Trka J, Zuna J, Haskovec C, Brabencová A, Kalinová M, Muzíková K, Paukertová R, Hrusák O, Zemanová Z, Michalová K, Starý J
II. dĕtská klinika 2. LF UK, Praha.
Cas Lek Cesk. 1999 Jan 4;138(1):12-7.
The BCR/ABL and MLL/AF4 fusion genes--resulting from t(9;22)(q34;q11) and t(4;11)(q21;q23) translocations, respectively--are considered as a high risk prognostic factors in children with acute lymphoblastic leukaemia (ALL). Their presence in malignant cells indicates patient for the most intensive antileukaemic therapy regardless of the other criteria. In contrast, the most common non-random chromosomal aberration in paediatric ALL--translocation t(12;21)(q12;q22)--is associated with a favourable prognosis. The examination of these rearrangements is important for the stratification of patients to the risk groups and also provides the most sensitive and specific tool for minimal residual disease (MRD) follow-up.
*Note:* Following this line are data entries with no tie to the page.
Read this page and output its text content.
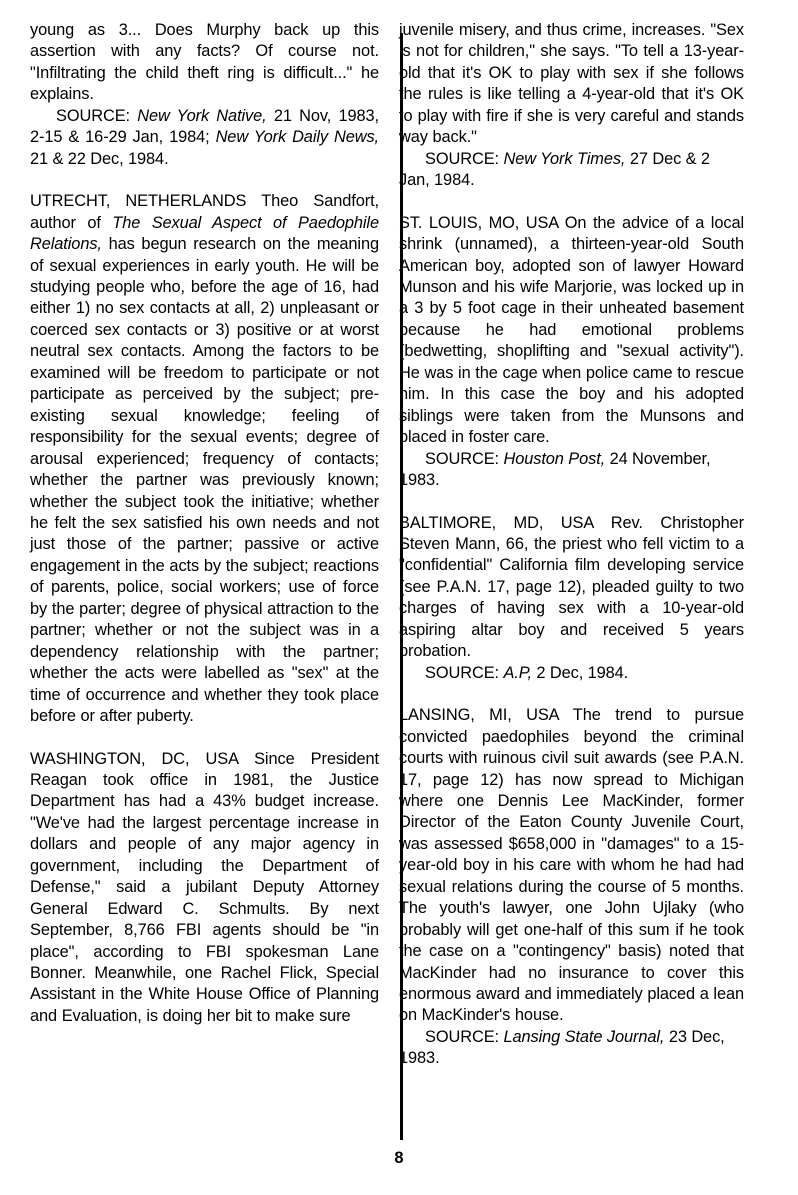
young as 3... Does Murphy back up this assertion with any facts? Of course not. "Infiltrating the child theft ring is difficult..." he explains.

SOURCE: New York Native, 21 Nov, 1983, 2-15 & 16-29 Jan, 1984; New York Daily News, 21 & 22 Dec, 1984.

UTRECHT, NETHERLANDS Theo Sandfort, author of The Sexual Aspect of Paedophile Relations, has begun research on the meaning of sexual experiences in early youth. He will be studying people who, before the age of 16, had either 1) no sex contacts at all, 2) unpleasant or coerced sex contacts or 3) positive or at worst neutral sex contacts. Among the factors to be examined will be freedom to participate or not participate as perceived by the subject; pre-existing sexual knowledge; feeling of responsibility for the sexual events; degree of arousal experienced; frequency of contacts; whether the partner was previously known; whether the subject took the initiative; whether he felt the sex satisfied his own needs and not just those of the partner; passive or active engagement in the acts by the subject; reactions of parents, police, social workers; use of force by the parter; degree of physical attraction to the partner; whether or not the subject was in a dependency relationship with the partner; whether the acts were labelled as "sex" at the time of occurrence and whether they took place before or after puberty.

WASHINGTON, DC, USA Since President Reagan took office in 1981, the Justice Department has had a 43% budget increase. "We've had the largest percentage increase in dollars and people of any major agency in government, including the Department of Defense," said a jubilant Deputy Attorney General Edward C. Schmults. By next September, 8,766 FBI agents should be "in place", according to FBI spokesman Lane Bonner. Meanwhile, one Rachel Flick, Special Assistant in the White House Office of Planning and Evaluation, is doing her bit to make sure

juvenile misery, and thus crime, increases. "Sex is not for children," she says. "To tell a 13-year-old that it's OK to play with sex if she follows the rules is like telling a 4-year-old that it's OK to play with fire if she is very careful and stands way back."

SOURCE: New York Times, 27 Dec & 2 Jan, 1984.

ST. LOUIS, MO, USA On the advice of a local shrink (unnamed), a thirteen-year-old South American boy, adopted son of lawyer Howard Munson and his wife Marjorie, was locked up in a 3 by 5 foot cage in their unheated basement because he had emotional problems (bedwetting, shoplifting and "sexual activity"). He was in the cage when police came to rescue him. In this case the boy and his adopted siblings were taken from the Munsons and placed in foster care.

SOURCE: Houston Post, 24 November, 1983.

BALTIMORE, MD, USA Rev. Christopher Steven Mann, 66, the priest who fell victim to a "confidential" California film developing service (see P.A.N. 17, page 12), pleaded guilty to two charges of having sex with a 10-year-old aspiring altar boy and received 5 years probation.

SOURCE: A.P, 2 Dec, 1984.

LANSING, MI, USA The trend to pursue convicted paedophiles beyond the criminal courts with ruinous civil suit awards (see P.A.N. 17, page 12) has now spread to Michigan where one Dennis Lee MacKinder, former Director of the Eaton County Juvenile Court, was assessed $658,000 in "damages" to a 15-year-old boy in his care with whom he had had sexual relations during the course of 5 months. The youth's lawyer, one John Ujlaky (who probably will get one-half of this sum if he took the case on a "contingency" basis) noted that MacKinder had no insurance to cover this enormous award and immediately placed a lean on MacKinder's house.

SOURCE: Lansing State Journal, 23 Dec, 1983.

8
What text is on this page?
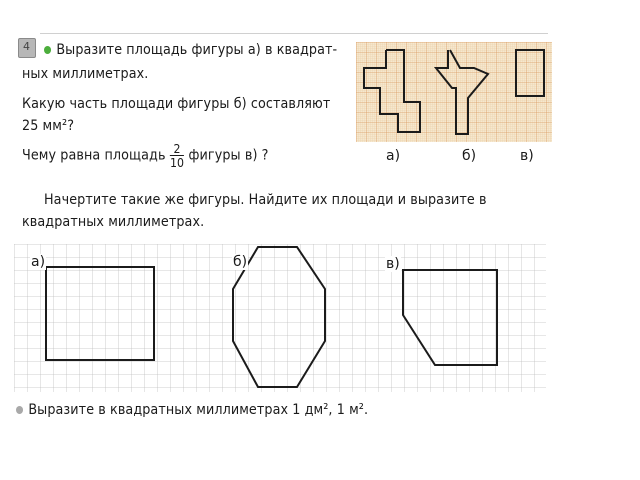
4	Выразите площадь фигуры а) в квадрат-
ных миллиметрах.
Какую часть площади фигуры б) составляют
25 мм²?
Чему равна площадь $\frac{2}{10}$ фигуры в) ?	а)	б)	в)
Начертите такие же фигуры. Найдите их площади и выразите в
квадратных миллиметрах.
а)	б)	в)
Выразите в квадратных миллиметрах 1 дм², 1 м².
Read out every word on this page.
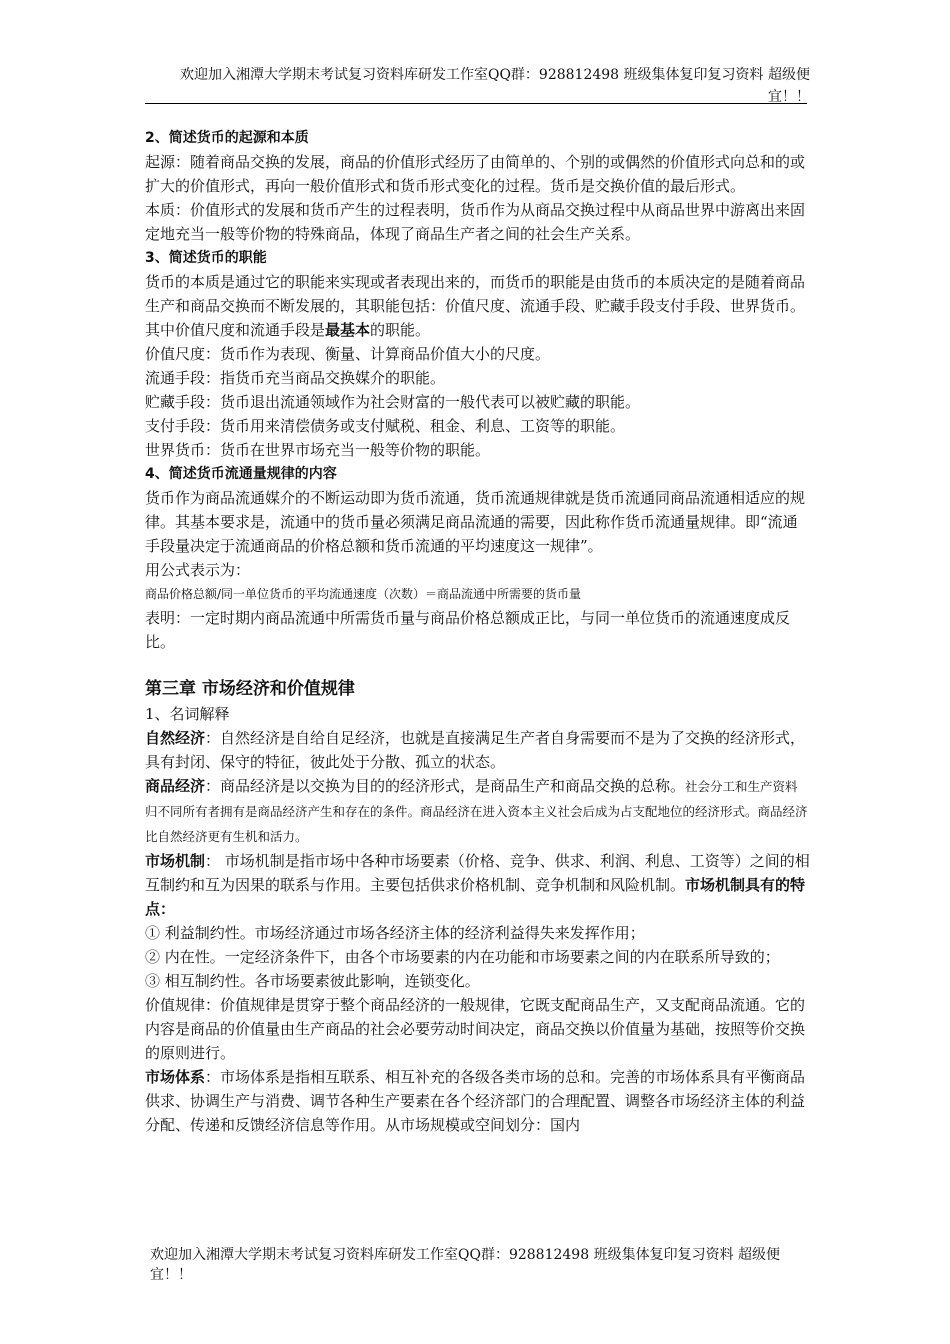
欢迎加入湘潭大学期末考试复习资料库研发工作室QQ群：928812498 班级集体复印复习资料 超级便
宜！！
2、简述货币的起源和本质

起源：随着商品交换的发展，商品的价值形式经历了由简单的、个别的或偶然的价值形式向总和的或扩大的价值形式，再向一般价值形式和货币形式变化的过程。货币是交换价值的最后形式。

本质：价值形式的发展和货币产生的过程表明，货币作为从商品交换过程中从商品世界中游离出来固定地充当一般等价物的特殊商品，体现了商品生产者之间的社会生产关系。

3、简述货币的职能

货币的本质是通过它的职能来实现或者表现出来的，而货币的职能是由货币的本质决定的是随着商品生产和商品交换而不断发展的，其职能包括：价值尺度、流通手段、贮藏手段支付手段、世界货币。其中价值尺度和流通手段是最基本的职能。

价值尺度：货币作为表现、衡量、计算商品价值大小的尺度。

流通手段：指货币充当商品交换媒介的职能。

贮藏手段：货币退出流通领域作为社会财富的一般代表可以被贮藏的职能。

支付手段：货币用来清偿债务或支付赋税、租金、利息、工资等的职能。

世界货币：货币在世界市场充当一般等价物的职能。

4、简述货币流通量规律的内容

货币作为商品流通媒介的不断运动即为货币流通，货币流通规律就是货币流通同商品流通相适应的规律。其基本要求是，流通中的货币量必须满足商品流通的需要，因此称作货币流通量规律。即“流通手段量决定于流通商品的价格总额和货币流通的平均速度这一规律”。

用公式表示为：

商品价格总额/同一单位货币的平均流通速度（次数）＝商品流通中所需要的货币量

表明：一定时期内商品流通中所需货币量与商品价格总额成正比，与同一单位货币的流通速度成反比。

第三章 市场经济和价值规律

1、名词解释

自然经济：自然经济是自给自足经济，也就是直接满足生产者自身需要而不是为了交换的经济形式，具有封闭、保守的特征，彼此处于分散、孤立的状态。

商品经济：商品经济是以交换为目的的经济形式，是商品生产和商品交换的总称。社会分工和生产资料归不同所有者拥有是商品经济产生和存在的条件。商品经济在进入资本主义社会后成为占支配地位的经济形式。商品经济比自然经济更有生机和活力。

市场机制： 市场机制是指市场中各种市场要素（价格、竞争、供求、利润、利息、工资等）之间的相互制约和互为因果的联系与作用。主要包括供求价格机制、竞争机制和风险机制。市场机制具有的特点：

① 利益制约性。市场经济通过市场各经济主体的经济利益得失来发挥作用；

② 内在性。一定经济条件下，由各个市场要素的内在功能和市场要素之间的内在联系所导致的；

③ 相互制约性。各市场要素彼此影响，连锁变化。

价值规律：价值规律是贯穿于整个商品经济的一般规律，它既支配商品生产，又支配商品流通。它的内容是商品的价值量由生产商品的社会必要劳动时间决定，商品交换以价值量为基础，按照等价交换的原则进行。

市场体系：市场体系是指相互联系、相互补充的各级各类市场的总和。完善的市场体系具有平衡商品供求、协调生产与消费、调节各种生产要素在各个经济部门的合理配置、调整各市场经济主体的利益分配、传递和反馈经济信息等作用。从市场规模或空间划分：国内

欢迎加入湘潭大学期末考试复习资料库研发工作室QQ群：928812498 班级集体复印复习资料 超级便宜！！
This study comprises 241 patients with ALL from Czech and Slovak Republics younger than 18 years at diagnosis. They were examined for presence of m-RNA of fusion genes BCR/ABL, MLL/AF4 and TEL/AML1 by reverse transcriptase-polymerase chain reaction (RT-PCR) method. Seven out of 197 (3.6%) carried MLL/AF4 fusion gene, but among infants it was 56% (5 out of 9). BCR/ABL positivity was found in 2.5% (7 out of 240) and TEL/AML1 in 21.7% (41 out of 189) cases. Event free survival (EFS) curves demonstrate the clinical impact of these hybrid genes on patients' prognosis. Moreover, we present the possibility of the monitoring of MRD levels in follow-up samples of these patients.
All particular rearrangements were found only in a cohort of patients with B-precursor ALL (or hybrid leukaemia), which constitutes 85% of our group. Presence of BCR/ABL or MLL/AF4 fusion gene is associated with poor prognosis and is indispensable condition for correct stratification of patients to the risk groups according to treatment protocols. Hybrid gene TEL/AML1 defines subgroup of children with better prognosis and due to its high frequency provides us with a very useful tool for MRD detection.
BCR/ABL和MLL/AF4融合基因分别由t(9;22)(q34;q11)和t(4;11)(q21;q23)易位产生,被认为是急性淋巴细胞白血病(ALL)患儿的高危预后因素。它们在恶性细胞中的存在表明患者无论其他标准如何都需要接受最强化的抗白血病治疗。相比之下,小儿ALL中最常见的非随机染色体畸变——t(12;21)(q12;q22)易位——与良好的预后相关。检测这些重排对于将患者分层到风险组很重要,并且还为微小残留病(MRD)随访提供了最敏感和特异的工具。
本研究包括241例来自捷克和斯洛伐克共和国的诊断时年龄小于18岁的ALL患者。通过逆转录聚合酶链反应(RT-PCR)方法检测他们是否存在融合基因BCR/ABL、MLL/AF4和TEL/AML1的mRNA。197例中有7例(3.6%)携带MLL/AF4融合基因,但在婴儿中这一比例为56%(9例中有5例)。BCR/ABL阳性在2.5%(240例中有7例)的病例中被发现,TEL/AML1在21.7%(189例中有41例)的病例中被发现。无事件生存期(EFS)曲线显示了这些融合基因对患者预后的临床影响。此外,我们展示了监测这些患者随访样本中MRD水平的可能性。
所有特定重排仅在B前体ALL(或混合白血病)患者队列中被发现,该队列占我们研究组的85%。BCR/ABL或MLL/AF4融合基因的存在与不良预后相关,并且是根据治疗方案将患者正确分层到风险组的必要条件。融合基因TEL/AML1定义了预后较好的儿童亚组,由于其高频率为我们提供了一个非常有用的MRD检测工具。